The apocalyptic tones of today's gospel are an unusual and challenging place from which to start our Advent journey; I typically imagine Advent as a fairly gentle season of preparation for the coming of Jesus at Christmas, but this gospel is, strangely (?), warning us about the coming of the end of the age: the whole world in disarray and a time of terror and urgency.
At one level, such a violent text is a far cry from the birth of a child in the most unremarkable of circumstances in the forgettable little village of Bethlehem, but we remember the stories enough to know that the world that Jesus entered was deeply violent - the wailing of mothers at the deaths of the children of Bethlehem and the desperate escape to Egypt are the first stories to follow his birth. Violence shadows Jesus throughout his ministry, from the murder of his friend John the Baptizer to the religious leaders of his time repeatedly conspiring to put him to death, and ultimately succeeding in doing so in league with the forces of the Roman Empire, which may not have invented cruelty but went a long way toward perfecting it. There is no shortage of similar depths of violence in our world; the massacre of the innocents in Bethlehem is repeated in Yemen, Syria, and too many other places around the world, and stories of the Holy Family fleeing persecution in Egypt are all too familiar as we see images of parents dragging their children away from tear gas canisters at our own border.
At the same time, that political violence targeted Jesus because of the threat that his imagination posed to the religious and imperial powers of his time (and ours). The world he imagined and preached and anticipated shakes our world to its foundations: forgiveness of debts, radical hospitality, and leadership rooted in service and humility rather than boundary markers and status hierarchies.

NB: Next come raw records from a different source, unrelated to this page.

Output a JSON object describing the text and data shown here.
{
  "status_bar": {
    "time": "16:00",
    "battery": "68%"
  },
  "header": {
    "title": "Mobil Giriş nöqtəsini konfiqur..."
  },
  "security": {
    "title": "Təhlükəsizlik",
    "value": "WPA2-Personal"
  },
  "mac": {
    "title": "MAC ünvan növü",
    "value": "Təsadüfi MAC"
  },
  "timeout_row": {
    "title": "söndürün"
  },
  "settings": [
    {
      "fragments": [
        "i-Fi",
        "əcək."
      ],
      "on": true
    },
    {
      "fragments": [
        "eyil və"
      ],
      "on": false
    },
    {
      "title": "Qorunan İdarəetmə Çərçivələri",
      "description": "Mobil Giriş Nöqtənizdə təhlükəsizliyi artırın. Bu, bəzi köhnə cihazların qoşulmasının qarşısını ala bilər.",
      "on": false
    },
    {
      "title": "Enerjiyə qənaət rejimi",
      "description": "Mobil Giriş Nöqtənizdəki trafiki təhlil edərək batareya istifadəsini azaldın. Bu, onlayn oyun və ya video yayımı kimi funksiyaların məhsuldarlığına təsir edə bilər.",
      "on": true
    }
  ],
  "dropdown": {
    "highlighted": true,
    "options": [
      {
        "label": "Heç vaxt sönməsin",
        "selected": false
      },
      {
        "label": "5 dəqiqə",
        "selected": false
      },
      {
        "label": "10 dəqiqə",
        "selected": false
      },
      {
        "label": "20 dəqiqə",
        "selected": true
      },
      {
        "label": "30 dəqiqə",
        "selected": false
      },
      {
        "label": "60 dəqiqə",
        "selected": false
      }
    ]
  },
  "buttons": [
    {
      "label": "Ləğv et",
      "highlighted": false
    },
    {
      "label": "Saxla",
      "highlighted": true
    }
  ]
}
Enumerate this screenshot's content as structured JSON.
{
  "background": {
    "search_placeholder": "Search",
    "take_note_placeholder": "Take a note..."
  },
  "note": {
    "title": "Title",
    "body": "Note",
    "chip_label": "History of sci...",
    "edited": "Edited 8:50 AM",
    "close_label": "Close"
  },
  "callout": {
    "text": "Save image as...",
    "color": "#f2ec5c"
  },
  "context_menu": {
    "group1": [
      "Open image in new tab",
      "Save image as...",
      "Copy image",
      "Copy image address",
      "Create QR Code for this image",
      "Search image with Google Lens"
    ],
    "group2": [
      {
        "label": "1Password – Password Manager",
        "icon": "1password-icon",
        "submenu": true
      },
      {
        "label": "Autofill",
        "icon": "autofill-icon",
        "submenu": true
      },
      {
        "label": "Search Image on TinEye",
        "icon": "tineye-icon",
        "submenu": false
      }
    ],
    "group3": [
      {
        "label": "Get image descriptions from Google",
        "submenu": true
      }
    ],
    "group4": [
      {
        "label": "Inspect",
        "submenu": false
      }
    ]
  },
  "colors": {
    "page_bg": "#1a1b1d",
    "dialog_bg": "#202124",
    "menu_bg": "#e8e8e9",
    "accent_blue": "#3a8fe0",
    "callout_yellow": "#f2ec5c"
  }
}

But have our hearts not "become drowsy from...the anxieties of daily life"? Somehow Advent has become a sleepy few weeks of counting down to Christmas, with the help of colored candles and, if we are lucky, a daily piece of chocolate behind little paper doors. We don't often seem to act like the coming of Jesus is going to change much of anything, or like Advent is a time for us to participate in that change. But what if Advent were not just a time of waiting? I propose that it is precisely a time of bringing about something truly new - dismantling and disengaging from what theologian Walter Brueggemann calls "technological therapeutic military consumerism" - a global system which rewards apathy, normalizes cruelty, and makes promises of happiness and community which it cannot keep.
In the coming of Jesus we see the coming of a new era, but it does not come out of nowhere; a beloved community of respect for human dignity, care for creation, and particular concern for the poor and vulnerable grows out of our work to reflect the gospel in our public lives and the ways we organize our world, as well as our private and spiritual lives. Let us begin this Advent with a long, loving look at our world and ask how these next four weeks can be a time to refocus on building a more loving and just society.
Patrick Cousins is Assistant Director in the Department of Campus Ministry.